Les digo algo… en algún momento de mi vida pensaba que estar bien era una manera de mostrarme fuerte y valiente, pensaba que la verdadera fortaleza se escondía en no sentir nada y hacer como si las cosas no me importaran. Pero la vida misma… se ha encargado de mostrarme que sentir es el mejor regalo que me ha sido entregado y que yo misma me puedo entregar, por eso decidí abrir canales como un podcast, un blog y hasta un Instagram donde yo pudiera compartir con los demás mi vulnerabilidad y de esa manera inspirar a los demás a hacer lo mismo. Y en esa hermosa vulnerabilidad, no solo me he dado conocer sino que también me he permitido conocerme… He logrado entender que no está mal sentir, ni siquiera sentirme mal, tener altos y bajos emocionales, porque si fuera así ni siquiera tendríamos un corazón emocional y espiritual. Hoy entiendo que cuando me comparto logro tocar no solo mi corazón sino muchos corazones más, y no entienden ustedes el orgullo que eso genera para mi. 


No es el orgullo de tener millones de seguidores y ser la más popular en números, es el orgullo de saber que aunque mi comunidad se seguirá expandiendo mucho más… dentro de ella ya existen corazones a los que estoy llegando, los que estoy tocando, los que están sintiendo conmigo y valorando mis palabras. 

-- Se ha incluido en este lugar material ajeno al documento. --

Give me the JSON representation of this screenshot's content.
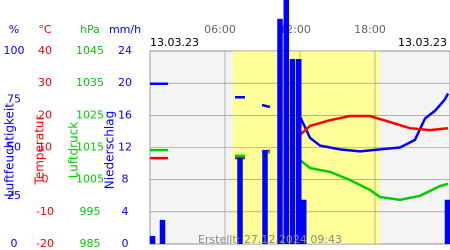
{
  "chart_data": {
    "type": "weather",
    "date_left": "13.03.23",
    "date_right": "13.03.23",
    "footer": "Erstellt: 27.12.2024 09:43",
    "xlim": [
      0,
      24
    ],
    "xticks": [
      {
        "value": 6,
        "label": "06:00"
      },
      {
        "value": 12,
        "label": "12:00"
      },
      {
        "value": 18,
        "label": "18:00"
      }
    ],
    "daylight": [
      6.6,
      18.4
    ],
    "grid": true,
    "axes": [
      {
        "unit": "%",
        "label": "Luftfeuchtigkeit",
        "color": "#0000ff",
        "lim": [
          0,
          100
        ],
        "ticks": [
          0,
          25,
          50,
          75,
          100
        ]
      },
      {
        "unit": "°C",
        "label": "Temperatur",
        "color": "#ff0000",
        "lim": [
          -20,
          40
        ],
        "ticks": [
          -20,
          -10,
          0,
          10,
          20,
          30,
          40
        ]
      },
      {
        "unit": "hPa",
        "label": "Luftdruck",
        "color": "#00cc00",
        "lim": [
          985,
          1045
        ],
        "ticks": [
          985,
          995,
          1005,
          1015,
          1025,
          1035,
          1045
        ]
      },
      {
        "unit": "mm/h",
        "label": "Niederschlag",
        "color": "#0000ff",
        "lim": [
          0,
          24
        ],
        "ticks": [
          0,
          4,
          8,
          12,
          16,
          20,
          24
        ]
      }
    ],
    "series": [
      {
        "kind": "line",
        "axis": 0,
        "color": "#0000ff",
        "x": [
          0,
          1.44,
          3,
          6.8,
          7.6,
          8,
          8.96,
          9.6,
          11,
          12,
          12.8,
          13.6,
          15.2,
          16.8,
          18.4,
          20,
          21.2,
          22,
          22.8,
          23.6,
          23.84
        ],
        "values": [
          83,
          83,
          null,
          76,
          76,
          null,
          72,
          71,
          null,
          66,
          55,
          51,
          49,
          48,
          49,
          50,
          54,
          65,
          69,
          75,
          78
        ]
      },
      {
        "kind": "line",
        "axis": 1,
        "color": "#ff0000",
        "x": [
          0,
          1.44,
          3,
          6.8,
          7.6,
          8,
          8.96,
          9.6,
          11,
          12,
          12.8,
          14.4,
          16,
          17.6,
          19.2,
          20.8,
          22.4,
          23.84
        ],
        "values": [
          6.7,
          6.7,
          null,
          6.7,
          6.7,
          null,
          8.6,
          9,
          null,
          13.9,
          16.7,
          18.5,
          19.8,
          19.8,
          17.9,
          16,
          15.4,
          16
        ]
      },
      {
        "kind": "line",
        "axis": 2,
        "color": "#00cc00",
        "x": [
          0,
          1.44,
          3,
          6.8,
          7.6,
          8,
          8.96,
          9.6,
          11,
          12,
          12.8,
          14.4,
          16,
          17.6,
          18.4,
          20,
          21.6,
          23.2,
          23.84
        ],
        "values": [
          1014.2,
          1014.2,
          null,
          1012.4,
          1012.4,
          null,
          1013.3,
          1013.6,
          null,
          1011.1,
          1008.6,
          1007.4,
          1004.9,
          1001.8,
          999.6,
          998.7,
          1000,
          1003,
          1003.7
        ]
      },
      {
        "kind": "bar",
        "axis": 3,
        "color": "#0000ff",
        "x": [
          0.2,
          1.0,
          7.2,
          9.2,
          10.4,
          10.9,
          11.4,
          11.9,
          12.3,
          23.8
        ],
        "values": [
          1,
          3,
          10.7,
          11.7,
          28,
          31,
          23,
          23,
          5.5,
          5.5
        ]
      }
    ]
  }
}
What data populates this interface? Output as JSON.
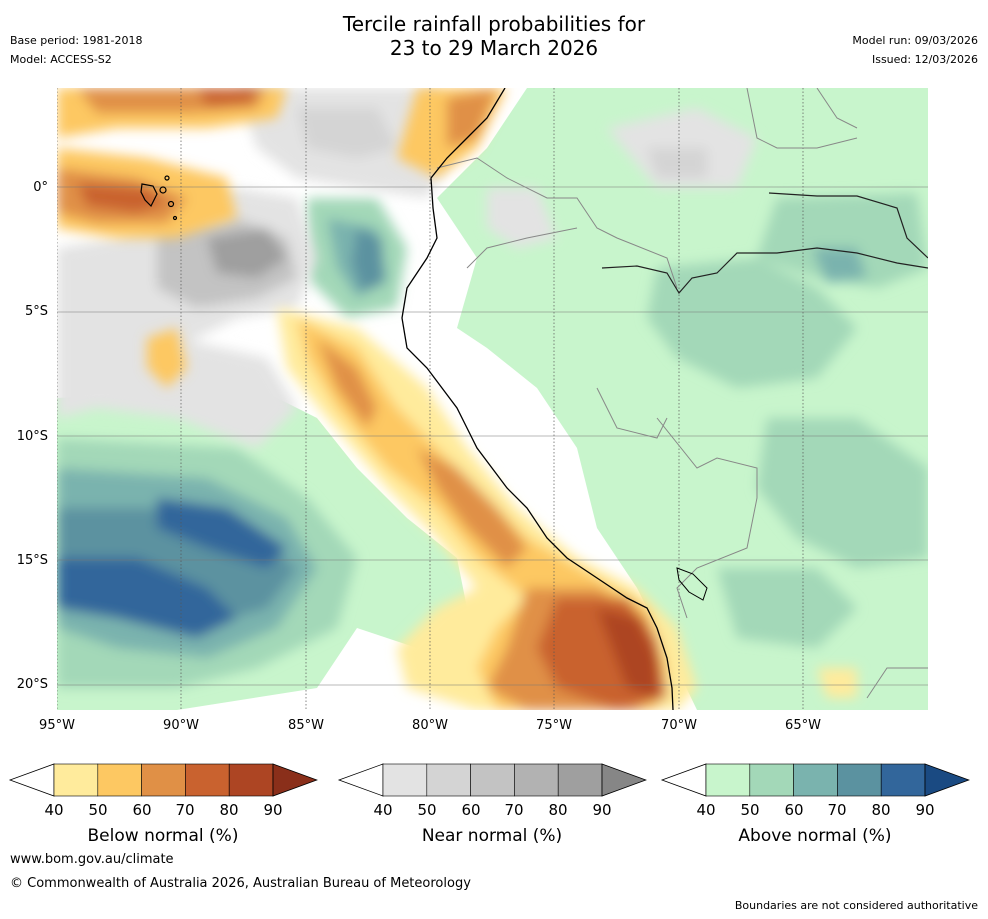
{
  "header": {
    "title_line1": "Tercile rainfall probabilities for",
    "title_line2": "23 to 29 March 2026",
    "base_period": "Base period: 1981-2018",
    "model": "Model: ACCESS-S2",
    "model_run": "Model run: 09/03/2026",
    "issued": "Issued: 12/03/2026"
  },
  "map": {
    "lat_labels": [
      "0°",
      "5°S",
      "10°S",
      "15°S",
      "20°S"
    ],
    "lon_labels": [
      "95°W",
      "90°W",
      "85°W",
      "80°W",
      "75°W",
      "70°W",
      "65°W"
    ]
  },
  "colorbars": [
    {
      "name": "below",
      "title": "Below normal (%)",
      "ticks": [
        "40",
        "50",
        "60",
        "70",
        "80",
        "90"
      ],
      "colors": [
        "#ffffff",
        "#ffeb9c",
        "#fdc862",
        "#e09046",
        "#c9622f",
        "#ad4523",
        "#8a2f1a"
      ]
    },
    {
      "name": "near",
      "title": "Near normal (%)",
      "ticks": [
        "40",
        "50",
        "60",
        "70",
        "80",
        "90"
      ],
      "colors": [
        "#ffffff",
        "#e3e3e3",
        "#d4d4d4",
        "#c3c3c3",
        "#b2b2b2",
        "#9f9f9f",
        "#868686"
      ]
    },
    {
      "name": "above",
      "title": "Above normal (%)",
      "ticks": [
        "40",
        "50",
        "60",
        "70",
        "80",
        "90"
      ],
      "colors": [
        "#ffffff",
        "#c8f5cc",
        "#a3d8b8",
        "#7ab3ae",
        "#5b92a0",
        "#32669b",
        "#1a4a82"
      ]
    }
  ],
  "footer": {
    "url": "www.bom.gov.au/climate",
    "copyright": "© Commonwealth of Australia 2026, Australian Bureau of Meteorology",
    "disclaimer": "Boundaries are not considered authoritative"
  }
}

Más que sentirme orgullosa de la Tary que veo en el espejo cada mañana, es el orgullo de ver la Tary que visiono a través de mis ojos en mi interior. Esa niña inocente que hoy ya se ha convertido en una mujer hecha y derecha que se hace cargo de sí misma… sola… como una adulta responsable.

Esa Tary que cuando sabe que no está bien destapa sus herramientas y encuentra la manera de estarlo.

Esa Tary que acepta que necesita ayuda cuando se siente sola. 

Esa Tary que se da tiempo y espacio para respirar. 

Esa Tary que acepta y aprende de sus errores. 

Esa Tary que entiende la importancia de su salud mental. 

Esa Tary que sabe lo que se merece y trabaja para conseguirlo. 

Esa Tary que visiona, que sueña, que vive de la Fe. 

Esa Tary que se refugia en Dios, en sus Ángeles, en sus seres de luz. 

Esa Tary que vino a ser luz también para los demás. 

Esa Tary que construye y no destruye. 

Esa Tary que vive del Amor y de la compasión. 

Esa Tary que honra cada segundo de su vida porque tiene claro que la vida es un ratico y no sabe hasta cuando la podrá disfrutar. 

Esa Tary que se levanta cada mañana con sueños, metas, propósitos. 

Esa Tary que comprende que esta vida no es solo material. 

Esa Tary que ha sido ejemplo… pero más que un ejemplo para cualquiera… un ejemplo para ella misma. 


Hoy, es uno de esos días en los que miro hacía atrás y digo: 


Wow Tary, estoy orgullosa de ti. 

De la mujer y el Alma que eres. 

De tu luz. 

De tu vida. 

De tu Amor. 

De tu existencia. 

Estoy orgullosa de tu consciencia por aportar algo grande a esta humanidad. 

Tu necesidad de ser cada día un mejor ser humano. 

Agradezco por tu luz, por tu sonrisa, por tu mirada… por tu gracia.